Después de la conversación con Carlos Torres regresó al lado de su esposo. Sin embargo, sintió una culpable sensación de tranquilidad al comprobar que estaba dormido. «Se acaba de quedar dormido ahora mismo —dijo la enfermera al pasar al lado de la cama—. He estado hablando con él hace un momento, qué sueño más profundo tiene siempre este hombre, qué suerte, Señor, si yo pudiera dormir con esa facilidad, como si fuera un niño…». Se lo había dicho desde la cama contigua en voz muy queda, mientras tomaba y apuntaba la temperatura del hombre postrado en ella. Mientras, Marta miraba el rostro durmiente de Antonio, la cabeza ligeramente torcida sobre la almohada, los ojos cerrados y un respirar pausado; en el fondo sabía que se estaba haciendo el dormido, lo notaba en el temblor de sus párpados, imposible de controlar si su voluntad era la de abrirse en vez de permanecer cerrados. Sin saber muy bien qué hacer, tragó saliva, miró el reloj; eran las nueve pasadas; con mucho cuidado alisó el embozo. Se mantuvo un rato más a su lado hasta que decidió marcharse.
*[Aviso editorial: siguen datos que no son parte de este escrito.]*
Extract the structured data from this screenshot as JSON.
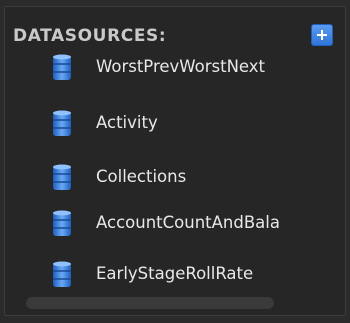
{
  "panel": {
    "title": "DATASOURCES:",
    "add_button_label": "+",
    "datasources": [
      {
        "label": "WorstPrevWorstNext",
        "icon": "database-icon"
      },
      {
        "label": "Activity",
        "icon": "database-icon"
      },
      {
        "label": "Collections",
        "icon": "database-icon"
      },
      {
        "label": "AccountCountAndBala",
        "icon": "database-icon"
      },
      {
        "label": "EarlyStageRollRate",
        "icon": "database-icon"
      }
    ]
  },
  "colors": {
    "background": "#262626",
    "header_text": "#c9c9c9",
    "item_text": "#e8e8e8",
    "accent_blue": "#3f86e6",
    "scrollbar": "#3a3a3a"
  }
}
Tenía una reunión importante con Roberta Moretti y el atraso del alta le daba la oportunidad de plantearle lo que ya se veía venir desde el principio: con todo el dolor de su corazón, no le quedaba más remedio que dejar el trabajo.
Con el taconeo amortiguado por un paso cuidadoso, se había alejado diciendo adiós con la mano a las dos enfermeras que pululaban en la sala. Ella ya no lo pudo ver, pero Antonio, sin mover ni un solo músculo, había abierto por fin los párpados para ver cómo se alejaba hasta que desapareció por la puerta del fondo de la sala. En ese momento, con la visión nublada por las lágrimas, había cerrado los ojos apretando los párpados para evitar el llanto, pero le había resultado imposible, y no tuvo más remedio que encogerse para disimular los hipos incontrolados.